Healthcare providers should stop prescribing combination drug products that contain more than 325 mg of acetaminophen (paracetamol) per dosage unit because of the increased risk of liver injury, the US Food and Drug Administration has said.1

Many prescription drugs for pain on the market combine acetaminophen with an opioid, such as codeine, oxycodone, or hydrocodone. Such prescription products containing acetaminophen combinations make up 20% of the acetaminophen market and include some of the most widely prescribed drugs in the United States.

Inadvertent overdoses from acetaminophen combination products account for nearly half of 1600 acetaminophen related cases of liver failure seen each year in the US, the FDA said.

In recommendations issued on 14 January the FDA said, “There are no available data to show that taking more than 325 mg of acetaminophen per dosage unit provides additional benefit that outweighs the added risks for liver injury.
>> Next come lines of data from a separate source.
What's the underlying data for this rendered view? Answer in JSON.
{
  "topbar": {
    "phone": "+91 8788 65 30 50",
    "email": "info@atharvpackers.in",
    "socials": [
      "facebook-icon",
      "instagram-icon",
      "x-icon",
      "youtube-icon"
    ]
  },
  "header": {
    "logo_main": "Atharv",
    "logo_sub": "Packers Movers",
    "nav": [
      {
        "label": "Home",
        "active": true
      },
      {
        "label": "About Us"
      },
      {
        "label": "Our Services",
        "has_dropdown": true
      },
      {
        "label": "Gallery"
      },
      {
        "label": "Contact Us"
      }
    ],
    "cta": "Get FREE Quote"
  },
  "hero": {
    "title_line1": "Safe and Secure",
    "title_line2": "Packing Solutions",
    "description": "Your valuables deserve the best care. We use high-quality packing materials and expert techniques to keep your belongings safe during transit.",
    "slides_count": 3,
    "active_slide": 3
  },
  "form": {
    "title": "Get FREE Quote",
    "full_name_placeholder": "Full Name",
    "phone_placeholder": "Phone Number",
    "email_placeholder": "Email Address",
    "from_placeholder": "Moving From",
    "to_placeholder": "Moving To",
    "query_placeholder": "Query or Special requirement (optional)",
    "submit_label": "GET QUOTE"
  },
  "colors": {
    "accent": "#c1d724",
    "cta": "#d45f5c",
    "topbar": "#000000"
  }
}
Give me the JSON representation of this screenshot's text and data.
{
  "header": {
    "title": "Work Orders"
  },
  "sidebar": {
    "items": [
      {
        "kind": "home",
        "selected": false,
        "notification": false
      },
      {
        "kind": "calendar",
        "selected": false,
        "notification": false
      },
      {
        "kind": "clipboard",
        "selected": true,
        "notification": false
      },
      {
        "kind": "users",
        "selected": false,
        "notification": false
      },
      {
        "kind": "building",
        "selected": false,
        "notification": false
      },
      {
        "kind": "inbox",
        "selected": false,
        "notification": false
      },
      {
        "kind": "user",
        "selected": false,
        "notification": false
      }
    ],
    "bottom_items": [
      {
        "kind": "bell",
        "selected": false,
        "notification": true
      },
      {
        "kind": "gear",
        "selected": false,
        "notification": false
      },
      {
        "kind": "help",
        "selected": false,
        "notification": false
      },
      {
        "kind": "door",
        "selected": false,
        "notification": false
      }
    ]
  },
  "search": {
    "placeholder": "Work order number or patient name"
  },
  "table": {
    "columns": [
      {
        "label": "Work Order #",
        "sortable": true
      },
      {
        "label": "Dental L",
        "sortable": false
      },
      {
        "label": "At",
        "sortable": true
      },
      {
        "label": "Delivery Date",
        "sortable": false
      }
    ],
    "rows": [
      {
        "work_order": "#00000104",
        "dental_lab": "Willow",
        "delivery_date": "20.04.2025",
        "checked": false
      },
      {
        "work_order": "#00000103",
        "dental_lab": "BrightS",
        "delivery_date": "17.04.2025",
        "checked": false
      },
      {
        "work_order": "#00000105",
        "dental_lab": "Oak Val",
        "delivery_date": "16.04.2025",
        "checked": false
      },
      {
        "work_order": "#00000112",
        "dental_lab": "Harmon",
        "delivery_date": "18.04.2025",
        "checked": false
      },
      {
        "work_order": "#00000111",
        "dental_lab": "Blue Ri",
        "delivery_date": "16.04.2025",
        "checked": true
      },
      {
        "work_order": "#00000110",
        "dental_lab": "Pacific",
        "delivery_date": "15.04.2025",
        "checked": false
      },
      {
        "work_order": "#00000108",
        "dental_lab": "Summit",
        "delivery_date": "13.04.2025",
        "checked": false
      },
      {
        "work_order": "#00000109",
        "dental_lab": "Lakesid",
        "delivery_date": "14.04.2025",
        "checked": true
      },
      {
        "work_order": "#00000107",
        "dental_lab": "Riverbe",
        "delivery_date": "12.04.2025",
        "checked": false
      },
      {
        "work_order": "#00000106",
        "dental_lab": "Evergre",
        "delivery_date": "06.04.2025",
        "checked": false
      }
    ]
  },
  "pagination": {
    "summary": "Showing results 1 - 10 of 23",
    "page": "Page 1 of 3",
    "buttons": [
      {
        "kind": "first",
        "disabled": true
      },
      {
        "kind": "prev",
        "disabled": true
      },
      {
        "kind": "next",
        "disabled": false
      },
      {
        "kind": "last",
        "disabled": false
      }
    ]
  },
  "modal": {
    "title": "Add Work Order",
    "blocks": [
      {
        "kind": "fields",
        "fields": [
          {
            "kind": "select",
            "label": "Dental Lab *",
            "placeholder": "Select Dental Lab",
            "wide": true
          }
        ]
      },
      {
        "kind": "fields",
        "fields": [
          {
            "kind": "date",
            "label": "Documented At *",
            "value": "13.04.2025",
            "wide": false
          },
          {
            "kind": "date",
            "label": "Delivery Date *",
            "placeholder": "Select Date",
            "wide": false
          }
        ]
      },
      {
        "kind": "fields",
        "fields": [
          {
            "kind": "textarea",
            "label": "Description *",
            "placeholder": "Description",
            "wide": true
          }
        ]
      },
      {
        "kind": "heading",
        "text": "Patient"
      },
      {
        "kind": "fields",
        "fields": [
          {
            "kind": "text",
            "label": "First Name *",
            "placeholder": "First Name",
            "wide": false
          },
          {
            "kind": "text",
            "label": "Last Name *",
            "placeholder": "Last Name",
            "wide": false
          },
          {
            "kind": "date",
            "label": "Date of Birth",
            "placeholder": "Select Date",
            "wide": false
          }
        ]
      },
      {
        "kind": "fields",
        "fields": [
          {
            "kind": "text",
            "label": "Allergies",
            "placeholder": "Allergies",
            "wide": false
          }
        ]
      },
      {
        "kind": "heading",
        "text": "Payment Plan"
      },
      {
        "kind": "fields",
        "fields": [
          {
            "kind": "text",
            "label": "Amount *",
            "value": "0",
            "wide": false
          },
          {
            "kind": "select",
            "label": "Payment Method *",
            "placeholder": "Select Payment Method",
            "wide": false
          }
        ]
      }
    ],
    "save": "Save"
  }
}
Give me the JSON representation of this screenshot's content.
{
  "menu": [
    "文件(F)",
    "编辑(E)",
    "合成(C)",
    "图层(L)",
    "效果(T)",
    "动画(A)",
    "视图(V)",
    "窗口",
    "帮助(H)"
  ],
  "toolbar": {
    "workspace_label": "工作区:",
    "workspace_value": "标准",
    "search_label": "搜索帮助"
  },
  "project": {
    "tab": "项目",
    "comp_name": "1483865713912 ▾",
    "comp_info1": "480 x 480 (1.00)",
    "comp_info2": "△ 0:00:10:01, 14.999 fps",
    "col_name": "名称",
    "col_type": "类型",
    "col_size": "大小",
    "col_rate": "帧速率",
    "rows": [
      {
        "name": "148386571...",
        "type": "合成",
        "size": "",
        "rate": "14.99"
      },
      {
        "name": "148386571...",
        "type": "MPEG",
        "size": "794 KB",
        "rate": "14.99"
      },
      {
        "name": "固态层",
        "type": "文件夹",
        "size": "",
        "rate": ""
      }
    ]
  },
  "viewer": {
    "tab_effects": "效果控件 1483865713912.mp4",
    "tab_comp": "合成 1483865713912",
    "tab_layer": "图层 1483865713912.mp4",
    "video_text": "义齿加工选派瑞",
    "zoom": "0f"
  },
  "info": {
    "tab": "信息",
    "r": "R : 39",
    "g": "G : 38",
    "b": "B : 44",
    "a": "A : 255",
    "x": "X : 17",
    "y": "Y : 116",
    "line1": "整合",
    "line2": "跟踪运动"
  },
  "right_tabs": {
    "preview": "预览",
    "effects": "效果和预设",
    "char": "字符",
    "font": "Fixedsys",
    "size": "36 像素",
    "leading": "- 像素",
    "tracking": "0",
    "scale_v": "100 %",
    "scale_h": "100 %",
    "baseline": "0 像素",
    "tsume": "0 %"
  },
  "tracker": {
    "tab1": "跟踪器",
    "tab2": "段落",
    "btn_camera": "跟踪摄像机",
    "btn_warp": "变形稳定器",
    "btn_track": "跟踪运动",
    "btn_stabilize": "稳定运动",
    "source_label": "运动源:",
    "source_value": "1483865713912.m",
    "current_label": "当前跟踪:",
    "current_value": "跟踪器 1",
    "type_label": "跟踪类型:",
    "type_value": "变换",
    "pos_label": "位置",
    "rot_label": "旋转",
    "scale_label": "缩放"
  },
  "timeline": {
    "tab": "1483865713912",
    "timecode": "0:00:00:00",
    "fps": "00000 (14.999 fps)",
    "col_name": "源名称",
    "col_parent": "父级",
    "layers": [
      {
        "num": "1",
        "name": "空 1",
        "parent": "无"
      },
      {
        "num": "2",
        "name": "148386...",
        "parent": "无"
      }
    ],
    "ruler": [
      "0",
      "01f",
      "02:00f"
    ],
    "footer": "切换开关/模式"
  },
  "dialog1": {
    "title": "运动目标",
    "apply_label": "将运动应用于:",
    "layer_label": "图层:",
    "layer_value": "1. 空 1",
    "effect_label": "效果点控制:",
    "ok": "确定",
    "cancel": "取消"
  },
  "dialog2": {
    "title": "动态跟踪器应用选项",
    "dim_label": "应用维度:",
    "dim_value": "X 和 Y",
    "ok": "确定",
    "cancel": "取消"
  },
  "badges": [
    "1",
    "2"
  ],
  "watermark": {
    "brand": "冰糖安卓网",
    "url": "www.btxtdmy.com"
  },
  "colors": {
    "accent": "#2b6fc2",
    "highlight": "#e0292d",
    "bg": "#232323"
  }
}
Further, limiting the amount of acetaminophen per dosage unit will reduce the risk of severe liver injury from inadvertent acetaminophen overdose, which can lead to liver failure, liver transplant, and death.”

The agency also urged pharmacists who receive prescriptions for combination products containing more than 325 mg of acetaminophen per dosage unit to contact the prescriber to discuss switching to a product with a lower dose of the drug.

Although a two tablet or two capsule dose may still be prescribed if appropriate, the FDA said that lower doses per dosage unit should reduce the risk of a patient taking more than the maximum recommended dose of 4000 mg per day.

Acetaminophen related liver injury is typically seen in patients who took more than the prescribed dose in 24 hours or who took more than one product containing acetaminophen at the same time, or who drank alcohol while taking acetaminophen products, the FDA said.

In 2011 the FDA asked manufacturers to limit the amount of acetaminophen in their products to no more than 325 mg per tablet or capsule by 14 January 2014.2 At the time, several brands contained 650 mg per dosage unit and one contained 750 mg.

More than half of manufacturers have complied, but some products containing more than 325 mg per dosage unit remain available.

“In the near future we intend to institute proceedings to withdraw approval of prescription combination drug products containing more than 325 mg of acetaminophen per dosage unit that remain on the market,” the FDA said.

It added that in a separate regulatory action it would review the acetaminophen content of the many over-the-counter products for pain, fever, and coughs and colds that contain acetaminophen. “Many consumers are often unaware that many products (both prescription and [over-the-counter]) contain acetaminophen, making it easy to accidentally take too much,” the FDA said.